Nine days after the respective hurricanes, FEMA had approved $141.8 million in individual assistance to Harvey victims, versus just $6.2 million for Maria victims.
During the first nine days after Harvey, FEMA provided 5.1 million meals, 4.5 million liters of water and over 20,000 tarps to Houston; but in the same period, it delivered just 1.6 million meals, 2.8 million liters of water and roughly 5,000 tarps to Puerto Rico.
Nine days after Harvey, the federal government had 30,000 personnel in the Houston region, compared with 10,000 at the same point after Maria.
It took just 10 days for FEMA to approve permanent disaster work for Texas, compared with 43 days for Puerto Rico.
Seventy-eight days after each hurricane, FEMA had approved 39 percent of federal applications for relief from victims of Harvey, versus 28 percent for Maria.

Trump administration officials at FEMA and elsewhere gave Politico a few explanations for this. Namely: Maria was a more severe storm, and existing infrastructure problems on Puerto Rico made transportation and communication more difficult amid devastation.
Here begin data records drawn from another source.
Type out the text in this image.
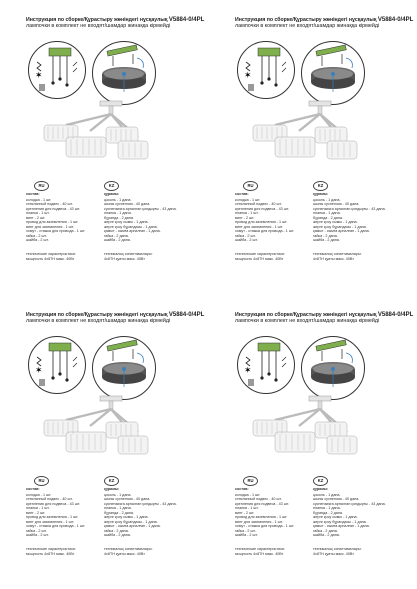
Инструкция по сборке/Құрастыру жөніндегі нұсқаулық V5884-0/4PL
лампочки в комплект не входят/шамдар жинаққа кірмейді
✶
RU	KZ
состав:
колодка - 1 шт.
стеклянный подвес - 40 шт.
крепления для подвеса - 43 шт.
планка - 1 шт.
винт - 2 шт.
провод для заземления - 1 шт.
винт для заземления - 1 шт.
хомут - стяжка для провода - 1 шт.
гайка - 2 шт.
шайба - 2 шт.
технические характеристики:
мощность 4х8ТН макс. 40Вт
құрамы:
цоколь - 1 дана.
шыны суспензия - 40 дана.
суспензияга арналган қондырғы - 43 дана.
планка - 1 дана.
бұранда - 2 дана.
жерге қосу сымы - 1 дана.
жерге қосу бұрандасы - 1 дана.
қамыт - сымға арналған - 1 дана.
гайка - 2 дана.
шайба - 2 дана.
техникалық сипаттамалары:
4х8ТН қуаты макс. 40Вт
Инструкция по сборке/Құрастыру жөніндегі нұсқаулық V5884-0/4PL
лампочки в комплект не входят/шамдар жинаққа кірмейді
✶
RU	KZ
состав:
колодка - 1 шт.
стеклянный подвес - 40 шт.
крепления для подвеса - 43 шт.
планка - 1 шт.
винт - 2 шт.
провод для заземления - 1 шт.
винт для заземления - 1 шт.
хомут - стяжка для провода - 1 шт.
гайка - 2 шт.
шайба - 2 шт.
технические характеристики:
мощность 4х8ТН макс. 40Вт
құрамы:
цоколь - 1 дана.
шыны суспензия - 40 дана.
суспензияга арналган қондырғы - 43 дана.
планка - 1 дана.
бұранда - 2 дана.
жерге қосу сымы - 1 дана.
жерге қосу бұрандасы - 1 дана.
қамыт - сымға арналған - 1 дана.
гайка - 2 дана.
шайба - 2 дана.
техникалық сипаттамалары:
4х8ТН қуаты макс. 40Вт
Инструкция по сборке/Құрастыру жөніндегі нұсқаулық V5884-0/4PL
лампочки в комплект не входят/шамдар жинаққа кірмейді
✶
RU	KZ
состав:
колодка - 1 шт.
стеклянный подвес - 40 шт.
крепления для подвеса - 43 шт.
планка - 1 шт.
винт - 2 шт.
провод для заземления - 1 шт.
винт для заземления - 1 шт.
хомут - стяжка для провода - 1 шт.
гайка - 2 шт.
шайба - 2 шт.
технические характеристики:
мощность 4х8ТН макс. 40Вт
құрамы:
цоколь - 1 дана.
шыны суспензия - 40 дана.
суспензияга арналган қондырғы - 43 дана.
планка - 1 дана.
бұранда - 2 дана.
жерге қосу сымы - 1 дана.
жерге қосу бұрандасы - 1 дана.
қамыт - сымға арналған - 1 дана.
гайка - 2 дана.
шайба - 2 дана.
техникалық сипаттамалары:
4х8ТН қуаты макс. 40Вт
Инструкция по сборке/Құрастыру жөніндегі нұсқаулық V5884-0/4PL
лампочки в комплект не входят/шамдар жинаққа кірмейді
✶
RU	KZ
состав:
колодка - 1 шт.
стеклянный подвес - 40 шт.
крепления для подвеса - 43 шт.
планка - 1 шт.
винт - 2 шт.
провод для заземления - 1 шт.
винт для заземления - 1 шт.
хомут - стяжка для провода - 1 шт.
гайка - 2 шт.
шайба - 2 шт.
технические характеристики:
мощность 4х8ТН макс. 40Вт
құрамы:
цоколь - 1 дана.
шыны суспензия - 40 дана.
суспензияга арналган қондырғы - 43 дана.
планка - 1 дана.
бұранда - 2 дана.
жерге қосу сымы - 1 дана.
жерге қосу бұрандасы - 1 дана.
қамыт - сымға арналған - 1 дана.
гайка - 2 дана.
шайба - 2 дана.
техникалық сипаттамалары:
4х8ТН қуаты макс. 40Вт
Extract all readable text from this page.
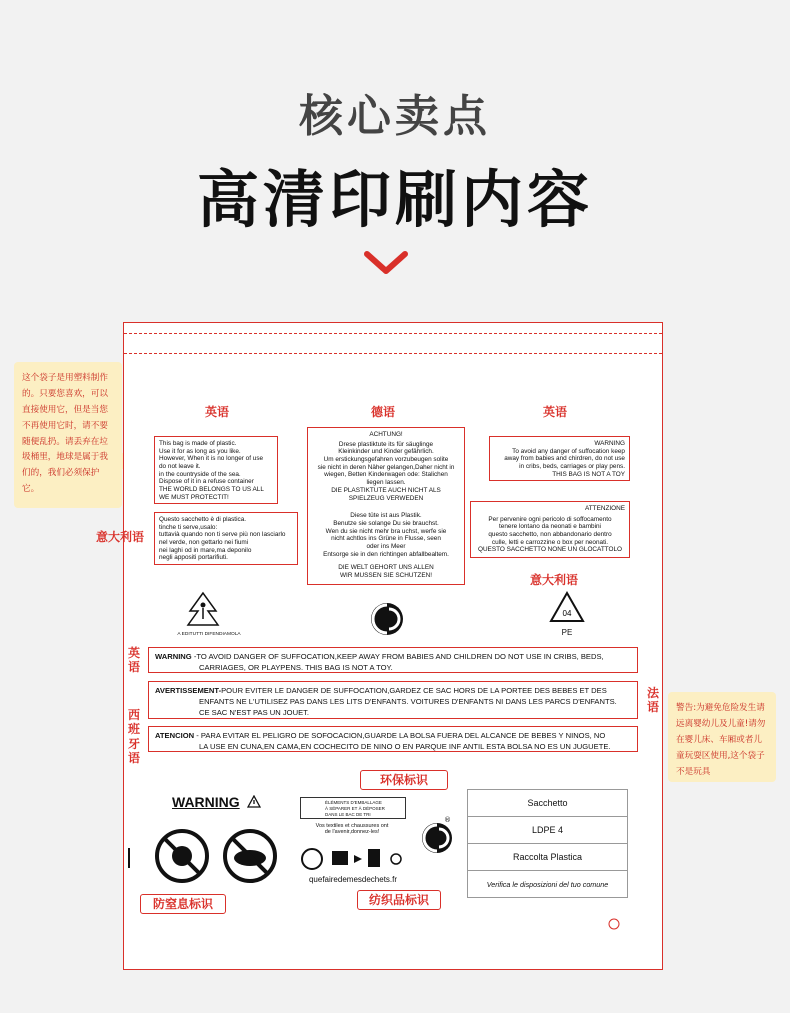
核心卖点
高清印刷内容
这个袋子是用塑料制作的。只要您喜欢，可以直接使用它，但是当您不再使用它时，请不要随便乱扔。请丢弃在垃圾桶里，地球是属于我们的，我们必须保护它。
警告:为避免危险发生请远离婴幼儿及儿童!请勿在婴儿床、车厢或者儿童玩耍区使用,这个袋子不是玩具
英语	德语	英语
This bag is made of plastic.
Use it for as long as you like.
However, When it is no longer of use
do not leave it.
in the countryside of the sea.
Dispose of it in a refuse container
THE WORLD BELONGS TO US ALL
WE MUST PROTECTIT!
Questo sacchetto è di plastica.
tinche ti serve,usalo:
tuttavià quando non ti serve più non lasciarlo
nel verde, non gettarlo nei fiumi
nei laghi od in mare,ma deponilo
negli appositi portarifiuti.
ACHTUNG!
Drese plastiktute its für säuglinge
Kleinkinder und Kinder gefährlich.
Um erstickungsgefahren vorzubeugen solite
sie nicht in deren Näher gelangen,Daher nicht in
wiegen, Betten Kinderwagen ode: Stalichen
liegen lassen.
DIE PLASTIKTUTE AUCH NICHT ALS
SPIELZEUG VERWEDEN
Diese tüte ist aus Plastik.
Benutze sie solange Du sie brauchst.
Wen du sie nicht mehr bra uchst, werfe sie
nicht achtlos ins Grüne in Flusse, seen
oder ins Meer
Entsorge sie in den richtingen abfallbealtem.
DIE WELT GEHORT UNS ALLEN
WIR MUSSEN SIE SCHUTZEN!
WARNING
To avoid any danger of suffocation keep
away from babies and chirdren, do not use
in cribs, beds, carriages or play pens.
THIS BAG IS NOT A TOY
ATTENZIONE
Per pervenire ogni pericolo di soffocamento
tenere lontano da neonati e bambini
questo sacchetto, non abbandonario dentro
culle, letti e carrozzine o box per neonati.
QUESTO SACCHETTO NONE UN GLOCATTOLO
意大利语
A EDITUTTI DIFENDIAMOLA
04
PE
WARNING -TO AVOID DANGER OF SUFFOCATION,KEEP AWAY FROM BABIES AND CHILDREN DO NOT USE IN CRIBS, BEDS,
CARRIAGES, OR PLAYPENS. THIS BAG IS NOT A TOY.
AVERTISSEMENT-POUR EVITER LE DANGER DE SUFFOCATION,GARDEZ CE SAC HORS DE LA PORTEE DES BEBES ET DES
ENFANTS NE L'UTILISEZ PAS DANS LES LITS D'ENFANTS. VOITURES D'ENFANTS NI DANS LES PARCS D'ENFANTS.
CE SAC N'EST PAS UN JOUET.
ATENCION - PARA EVITAR EL PELIGRO DE SOFOCACION,GUARDE LA BOLSA FUERA DEL ALCANCE DE BEBES Y NINOS, NO
LA USE EN CUNA,EN CAMA,EN COCHECITO DE NINO O EN PARQUE INF ANTIL ESTA BOLSA NO ES UN JUGUETE.
WARNING	ÉLÉMENTS D'EMBALLAGE
À SÉPARER ET À DÉPOSER
DANS LE BAC DE TRI
Vos textiles et chaussures ont
de l'avenir,donnez-les!
quefairedemesdechets.fr
®
Sacchetto
LDPE 4
Raccolta Plastica
Verifica le disposizioni del tuo comune
意大利语
英语
法语
西班牙语
环保标识
防窒息标识	纺织品标识
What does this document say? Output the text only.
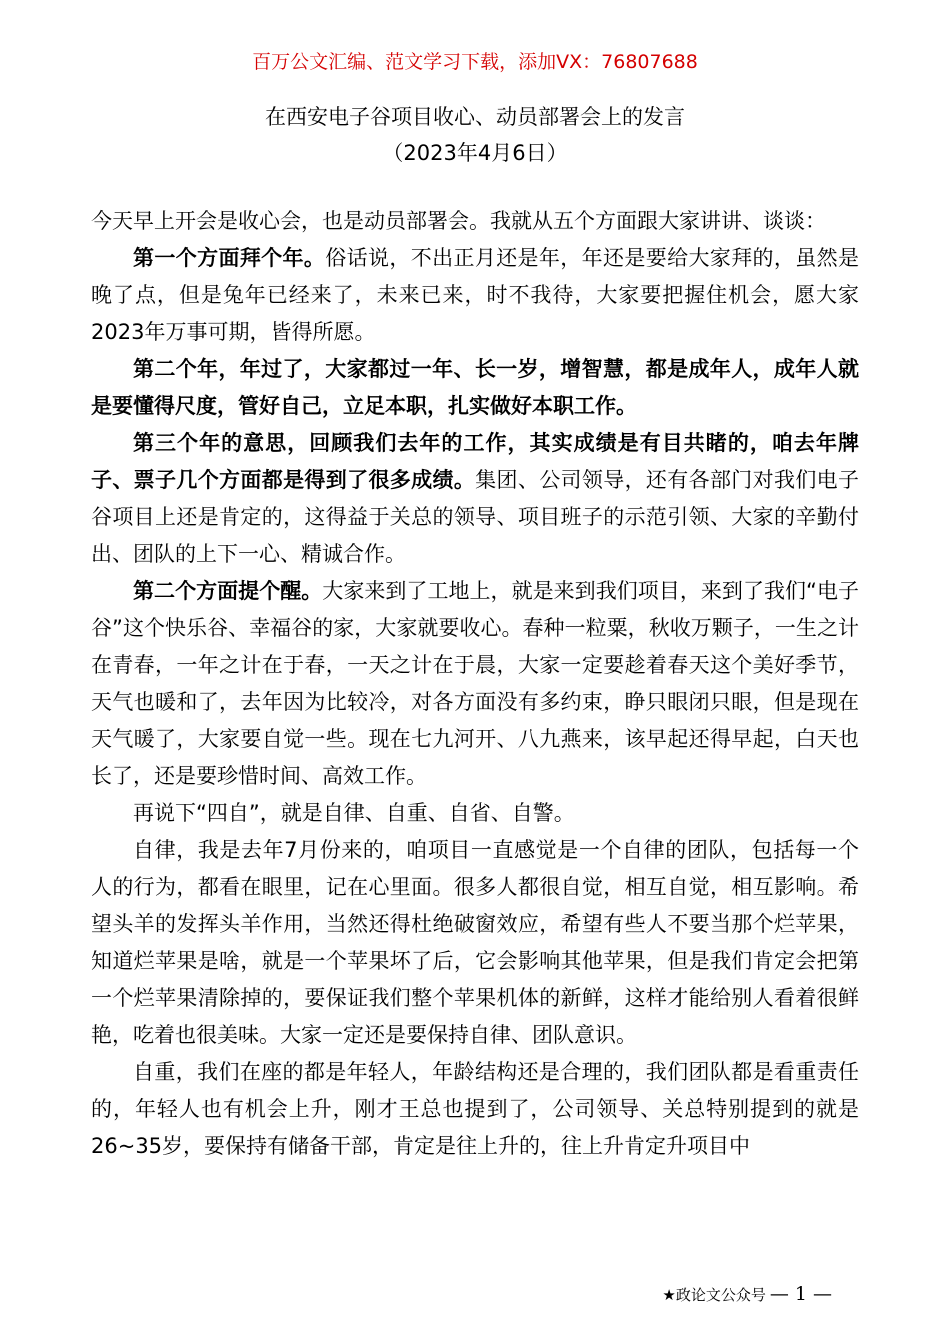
百万公文汇编、范文学习下载，添加VX：76807688
在西安电子谷项目收心、动员部署会上的发言
（2023年4月6日）

今天早上开会是收心会，也是动员部署会。我就从五个方面跟大家讲讲、谈谈：

第一个方面拜个年。俗话说，不出正月还是年，年还是要给大家拜的，虽然是晚了点，但是兔年已经来了，未来已来，时不我待，大家要把握住机会，愿大家2023年万事可期，皆得所愿。

第二个年，年过了，大家都过一年、长一岁，增智慧，都是成年人，成年人就是要懂得尺度，管好自己，立足本职，扎实做好本职工作。

第三个年的意思，回顾我们去年的工作，其实成绩是有目共睹的，咱去年牌子、票子几个方面都是得到了很多成绩。集团、公司领导，还有各部门对我们电子谷项目上还是肯定的，这得益于关总的领导、项目班子的示范引领、大家的辛勤付出、团队的上下一心、精诚合作。

第二个方面提个醒。大家来到了工地上，就是来到我们项目，来到了我们“电子谷”这个快乐谷、幸福谷的家，大家就要收心。春种一粒粟，秋收万颗子，一生之计在青春，一年之计在于春，一天之计在于晨，大家一定要趁着春天这个美好季节，天气也暖和了，去年因为比较冷，对各方面没有多约束，睁只眼闭只眼，但是现在天气暖了，大家要自觉一些。现在七九河开、八九燕来，该早起还得早起，白天也长了，还是要珍惜时间、高效工作。

再说下“四自”，就是自律、自重、自省、自警。

自律，我是去年7月份来的，咱项目一直感觉是一个自律的团队，包括每一个人的行为，都看在眼里，记在心里面。很多人都很自觉，相互自觉，相互影响。希望头羊的发挥头羊作用，当然还得杜绝破窗效应，希望有些人不要当那个烂苹果，知道烂苹果是啥，就是一个苹果坏了后，它会影响其他苹果，但是我们肯定会把第一个烂苹果清除掉的，要保证我们整个苹果机体的新鲜，这样才能给别人看着很鲜艳，吃着也很美味。大家一定还是要保持自律、团队意识。

自重，我们在座的都是年轻人，年龄结构还是合理的，我们团队都是看重责任的，年轻人也有机会上升，刚才王总也提到了，公司领导、关总特别提到的就是26~35岁，要保持有储备干部，肯定是往上升的，往上升肯定升项目中

★政论文公众号 — 1 —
They even cautioned comparing the responses at all—shocker!—given underlying differences in local politics and development.

But even more damningly, the federal spigot for permanent infrastructure repairs has yet to even open in Puerto Rico. That’s largely because local officials felt pressured to accept an untested funding formula for relief aid that puts their cash-strapped island on the hook for any costs that overrun its estimates. That’s not the case in Texas. And what’s more, Puerto Rico still faces a crushing level of debt that the federal government refuses to cancel.

“There is no doubt that Puerto Rico gets treated differently to a state,” Puerto Rico Governor Ricardo Rosselló told Politico in an interview. “And there is no doubt that it has been true for the disaster response as well.”